Blurred Lines and Hazy Intent
Featuring the work of painters Stanka Kordic and Scott Conary
Reception August 12, 7-9pm
Bowersock Gallery is pleased to present: Blurred Lines and Hazy Intent, an exhibition featuring the work of painters Stanka Kordic and Scott Conary.
Both contemporary realists, Kordic and Conary’s works skirt the edges of surrealism, as they push the familiar into the uncommon territory. The images by each are marked by personal visions which warp time, play with our sense of normalcy, vulnerabilities, and even our notions on mortality.
Blurred Lines and Hazy Intent, opens Friday, August 12th, 2022 with a reception from 7-9 pm, and runs through Tuesday, August 23rd at Bowersock Gallery, 373 Commercial Street, Provincetown, MA.
Curator/owner Steve Bowersock comments that Stanka and Scott’s works are quite different, yet they stay true to an individual vision well described as dream, magical and/or sometimes disruptive realism. The art of both painters is hauntingly beautiful, whether capturing a simple fern or the portrait of a child. Nothing either does is ever just standard fare.
Kordic, a first-generation Croatian American, and graduate of the Cleveland Institute of Art, uses the figure for her storytelling. The painter, who has exhibited nationally, has won numerous international awards and her work can be found in a multitude of individual, as well as corporate and institutional collections.
The people in her figurative works, awash in muted colors, look out at the viewer through a gauzy, transparent veil, some suggesting droplets, others a haze, frozen ice or floating feathers. These are the people who appear in our dreams as whispers, echoes, secret keepers or Sybils. They are welcome, yet illusive, visitors who leave us to grasp for meaning and fill in lines.

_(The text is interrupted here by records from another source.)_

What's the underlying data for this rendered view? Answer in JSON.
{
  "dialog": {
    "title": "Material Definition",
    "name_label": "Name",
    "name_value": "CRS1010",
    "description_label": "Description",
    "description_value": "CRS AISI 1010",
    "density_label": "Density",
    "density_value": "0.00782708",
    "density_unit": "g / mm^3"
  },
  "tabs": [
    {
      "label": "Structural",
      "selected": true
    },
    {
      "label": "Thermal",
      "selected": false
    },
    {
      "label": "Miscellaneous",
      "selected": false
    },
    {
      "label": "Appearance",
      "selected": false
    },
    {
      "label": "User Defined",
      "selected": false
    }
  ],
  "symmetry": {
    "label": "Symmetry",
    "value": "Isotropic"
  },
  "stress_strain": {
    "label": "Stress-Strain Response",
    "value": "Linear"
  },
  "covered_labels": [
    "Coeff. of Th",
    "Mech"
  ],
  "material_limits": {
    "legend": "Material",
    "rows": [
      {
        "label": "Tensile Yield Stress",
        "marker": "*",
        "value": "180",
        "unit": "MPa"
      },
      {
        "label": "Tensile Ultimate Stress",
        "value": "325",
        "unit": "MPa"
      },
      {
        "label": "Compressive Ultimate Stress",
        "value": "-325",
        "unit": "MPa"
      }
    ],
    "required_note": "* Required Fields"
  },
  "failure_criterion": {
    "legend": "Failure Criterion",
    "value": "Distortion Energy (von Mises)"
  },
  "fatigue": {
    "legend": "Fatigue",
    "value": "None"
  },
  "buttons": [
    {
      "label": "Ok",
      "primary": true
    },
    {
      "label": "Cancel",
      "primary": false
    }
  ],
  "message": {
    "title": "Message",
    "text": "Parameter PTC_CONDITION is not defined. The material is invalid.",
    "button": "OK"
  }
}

Each skillfully crafted scene is a peek into another dimension of reality.
Conary, a graduate of the Rhode Island School of Design, tends to provoke with the way he uses buildings, fauna and flora and everyday objects in a piece.
His evocative work turns ordinary objects, those often passed over, into statements on relationships, emotions and concepts. The images are barely in sight, just out of reach and at risk of vanishing, before we learn what they have to say. The emerging or full blossom, a ghostly structure, or crumpled cloth are now effective items of, and for, deep reflection. They are also masterfully executed, and beautiful for simply being what they are.
In addition to the featured artists, Bowersock Gallery will present the work of its 40-plus stable artists alongside its 2022 guests, in its two other salon exhibition spaces.